Christopher pointed out quite correctly that we are more than our memories: we are the exact state of our physical body from moment to moment. The problem thus is not merely to copy Data's memory around, but to recreate the state of his neural network as formed by the steady succession of his life experiences.
The potential for recreating this state lies in the fact that Data may record his life experiences with greater fidelity than humans do. Human memory is quite lossy. Being a machine, however, and assuming sufficient storage, Data may be keeping logs of all of his sensory inputs: What his eyes are seeing, what his ears are hearing, ... as well as less obvious forms of sensory inputs like the position and condition of his limbs. This is unlikely to be Data's
only form of memory since it would be very inefficient to search - at the very least he would need to build additional indices -, but it would have obvious advantages for optional recall.

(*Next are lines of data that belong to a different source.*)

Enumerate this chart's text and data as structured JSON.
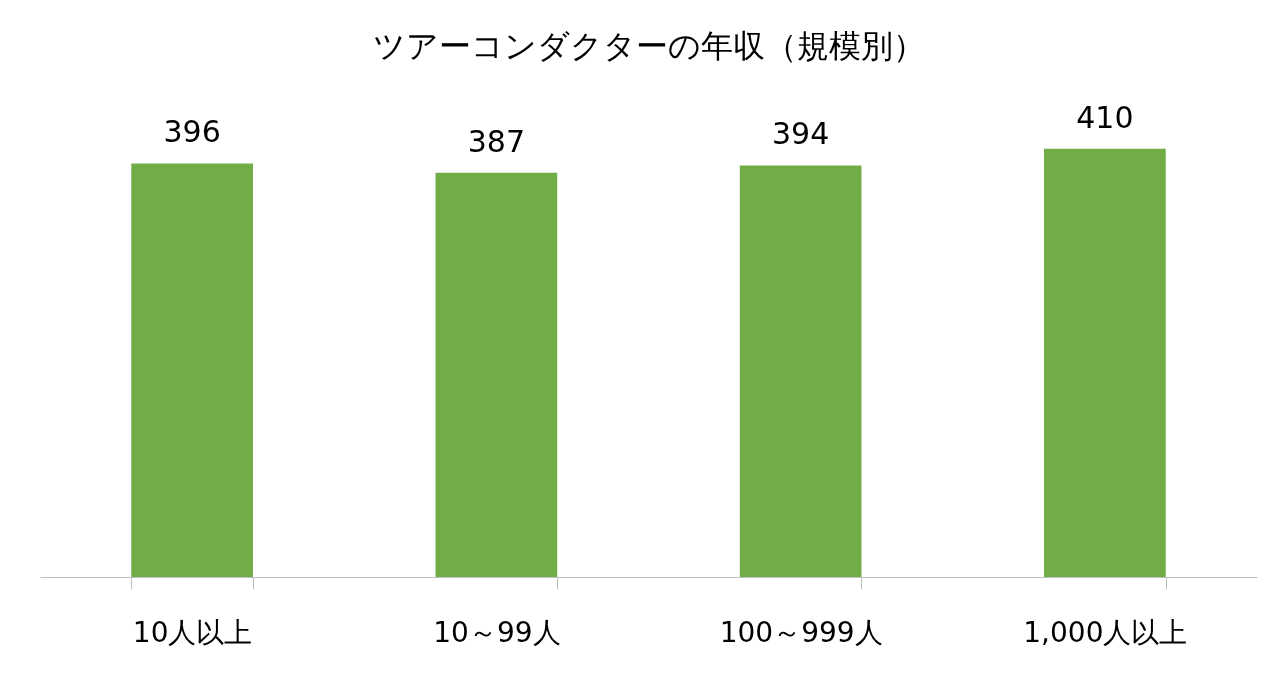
{
  "chart_data": {
    "type": "bar",
    "title": "ツアーコンダクターの年収（規模別）",
    "categories": [
      "10人以上",
      "10～99人",
      "100～999人",
      "1,000人以上"
    ],
    "values": [
      396,
      387,
      394,
      410
    ],
    "color": "#70ad47",
    "data_labels": true
  }
}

All of these inputs reach Data's neural network in a particular way and format - simplified, a wire sticking into it. If you can create an "empty" neural network with the exact same state as Data's before his initial activation - i.e. have the same exact starting conditions - then feeding the logs of those inputs into this neural network over the wire gets you a long way toward accurately recreating the state of his neural network at the time of his death.

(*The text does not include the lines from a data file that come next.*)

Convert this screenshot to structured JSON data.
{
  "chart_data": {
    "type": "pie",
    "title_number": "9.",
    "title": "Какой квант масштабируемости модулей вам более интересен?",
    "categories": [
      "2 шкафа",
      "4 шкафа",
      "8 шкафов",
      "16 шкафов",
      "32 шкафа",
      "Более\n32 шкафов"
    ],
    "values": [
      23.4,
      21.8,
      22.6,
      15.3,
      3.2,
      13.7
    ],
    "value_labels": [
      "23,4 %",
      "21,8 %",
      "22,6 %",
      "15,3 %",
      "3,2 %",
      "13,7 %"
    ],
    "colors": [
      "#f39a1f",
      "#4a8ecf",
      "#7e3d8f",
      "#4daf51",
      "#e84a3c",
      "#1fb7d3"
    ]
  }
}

A remaining major problem is things the logs could not cover, like physical circumstances that were affecting his neural network at the time it was processing those inputs (i.e. the radiation field example). You might be able to explain this away by saying Data's cranium is extremely well shielded and that you can count the number of events that did affect his brain on one hand and simulate them.
Another problem is that it might take very long because the replay might have to be done in realtime (i.e. it would take exactly as long as Data had lived) to allow for the time the physical processes inside his neural network hardware need to happen in response to each input. How much you can compress time there depends on the exact nature of the hardware.
Then I guess what the script suggests happen is that B4 be developed, not (a new) Data?
Well, I assume that Data would have seen resetting B-4 and creating a copy of himself in place of B-4's own mind as the murder it would be.
I think to resurrect Data you do need to first build a new body. B-4 is important because he may have backup of Data's sensory input logs.